Senadores apontam contradições em depoimento do ex-ministro Pazuello à CPI da Covid

Senadores apontam contradições em depoimento do ex-ministro Pazuello à CPI da Covid



O ex-ministro da Saúde Eduardo Pazuello foi acusado por senadores de mentir e de cair em contradição durante depoimento à Comissão Parlamentar de Inquérito (CPI) da Covid nesta quarta-feira (19).

A audiência teve início pouco depois das 9h e teve de ser suspensa por volta das 16h, após a abertura dos trabalhos do plenário do Senado — as comissões não podem funcionar simultaneamente às sessões deliberativas do plenário.

Inicialmente, a previsão era a de que a sessão fosse retomada ainda na noite desta quarta. Mas após o senador Otto Alencar (PSD-BA) ter relatado que Pazuello havia passado mal, o presidente da CPI, Omar Aziz (PSD-AM), marcou a continuidade do depoimento para quinta-feira (20). O ex-ministro disse apenas que o pé inchou. Segundo Aziz, Pazuello estava pronto para continuar a depor, mas havia previsão de a sessão do plenário se prolongar.

O depoimento de Pazuello era considerado, até agora, o mais importante pela cúpula da CPI.
À comissão, o ex-ministro deu explicações sobre o processo de aquisição de vacinas, as negociações sobre vacina com a farmacêutica Pfizer, as informações repassadas ao presidente da República, a atuação da pasta sobre o tratamento precoce e o colapso do oxigênio em Manaus no início do ano.
Após o depoimento do ex-ministro, o relator Renan Calheiros defendeu a contratação de agências que fazem checagem de fatos para ajudar nos trabalhos da comissão.

“Isso é importante porque tá ficando chato, num caso desses [o de Pazuello], por exemplo, você ficar falando: ‘Olha, isso é uma mentira’, ‘O senhor não respondeu’, ‘Por favor, seja objetivo’. Isso é uma coisa que cansa e deixa a gente um chato de galochas. É melhor que tenha alguém fazendo isso com rapidez”, disse o parlamentar.

O emedebista afirmou que, na retomada do depoimento do general nesta quinta-feira, vai citar todas as mentiras e imprecisões contadas por Pazuello à CPI. “Ele talvez não tenha contado todas as vezes, tenha perdido a conta. É muita coisa”, disse.
Randolfe Rodrigues (Rede-AP), vice-presidente da CPI, disse que, se a comissão tiver que chamar testemunhas para fazer acareações e constatar todas as contradições de Pazuello, essas medidas ocuparão toda a agenda.

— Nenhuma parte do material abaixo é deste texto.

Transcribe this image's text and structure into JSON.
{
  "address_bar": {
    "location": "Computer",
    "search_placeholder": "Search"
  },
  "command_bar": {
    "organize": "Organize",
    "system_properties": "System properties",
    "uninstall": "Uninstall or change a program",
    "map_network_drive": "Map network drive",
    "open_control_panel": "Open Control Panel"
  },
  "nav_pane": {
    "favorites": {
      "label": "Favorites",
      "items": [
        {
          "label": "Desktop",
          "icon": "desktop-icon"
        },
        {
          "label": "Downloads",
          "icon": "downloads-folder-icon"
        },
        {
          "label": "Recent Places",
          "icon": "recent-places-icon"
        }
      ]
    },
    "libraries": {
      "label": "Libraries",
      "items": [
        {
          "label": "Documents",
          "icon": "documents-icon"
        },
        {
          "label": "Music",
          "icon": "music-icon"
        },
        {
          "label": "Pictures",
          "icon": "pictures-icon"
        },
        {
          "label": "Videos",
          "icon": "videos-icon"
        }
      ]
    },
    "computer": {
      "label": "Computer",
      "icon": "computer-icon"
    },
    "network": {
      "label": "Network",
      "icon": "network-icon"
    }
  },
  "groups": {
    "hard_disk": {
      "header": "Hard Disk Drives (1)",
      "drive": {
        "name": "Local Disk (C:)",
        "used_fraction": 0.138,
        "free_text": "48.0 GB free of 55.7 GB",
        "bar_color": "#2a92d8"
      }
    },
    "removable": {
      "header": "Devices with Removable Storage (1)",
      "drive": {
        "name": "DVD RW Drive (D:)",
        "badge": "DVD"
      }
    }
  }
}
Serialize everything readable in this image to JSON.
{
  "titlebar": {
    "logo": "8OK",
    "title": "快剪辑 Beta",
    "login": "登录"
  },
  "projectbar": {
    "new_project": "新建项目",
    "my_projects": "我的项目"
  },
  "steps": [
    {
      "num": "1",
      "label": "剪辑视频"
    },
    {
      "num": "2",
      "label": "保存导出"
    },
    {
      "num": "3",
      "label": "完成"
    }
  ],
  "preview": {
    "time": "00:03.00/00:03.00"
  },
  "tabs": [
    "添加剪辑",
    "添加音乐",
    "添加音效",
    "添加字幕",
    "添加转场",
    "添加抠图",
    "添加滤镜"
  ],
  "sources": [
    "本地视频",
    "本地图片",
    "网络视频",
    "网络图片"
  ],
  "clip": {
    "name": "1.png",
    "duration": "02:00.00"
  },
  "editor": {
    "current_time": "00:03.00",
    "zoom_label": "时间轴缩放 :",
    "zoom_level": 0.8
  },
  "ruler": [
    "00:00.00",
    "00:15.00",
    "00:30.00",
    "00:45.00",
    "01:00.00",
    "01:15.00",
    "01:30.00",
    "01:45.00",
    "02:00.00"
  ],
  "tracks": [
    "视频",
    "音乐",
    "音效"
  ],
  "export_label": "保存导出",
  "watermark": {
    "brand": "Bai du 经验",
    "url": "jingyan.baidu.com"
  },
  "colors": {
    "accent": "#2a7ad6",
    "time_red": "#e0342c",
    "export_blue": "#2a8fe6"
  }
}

“Teríamos de acarear com a Pfizer, com o Butantan, com o secretário de Saúde do Amazonas. Se for acarear com todos, acabava a CPI só com acareações”, afirmou.

A senadora Eliziane Gama (Cidadania-MA) disse que Pazuello mentiu sobre o envio de comprimidos de cloroquina a Manaus, durante o colapso de saúde na capital do Amazonas, e sobre tratativas com o Butantan por doses da Coronavac.

“Documentação feita pelo próprio Ministério da Saúde mostra claramente a manifestação de interesse, por parte do Ministério da Saúde, de compra da CoronaVac. O presidente Jair Bolsonaro fala, no dia seguinte, que não vai comprar coisa nenhuma porque é da China, e, depois, o ministro diz: ‘Olha, o presidente manda, e eu obedeço'”, afirmou.
Oxigênio no Amazonas

Ao tratar das ações federais no Amazonas durante o depoimento, o ex-ministro Eduardo Pazuelllo afirmou que o fornecimento de oxigênio era competência do próprio estado, e não do governo federal.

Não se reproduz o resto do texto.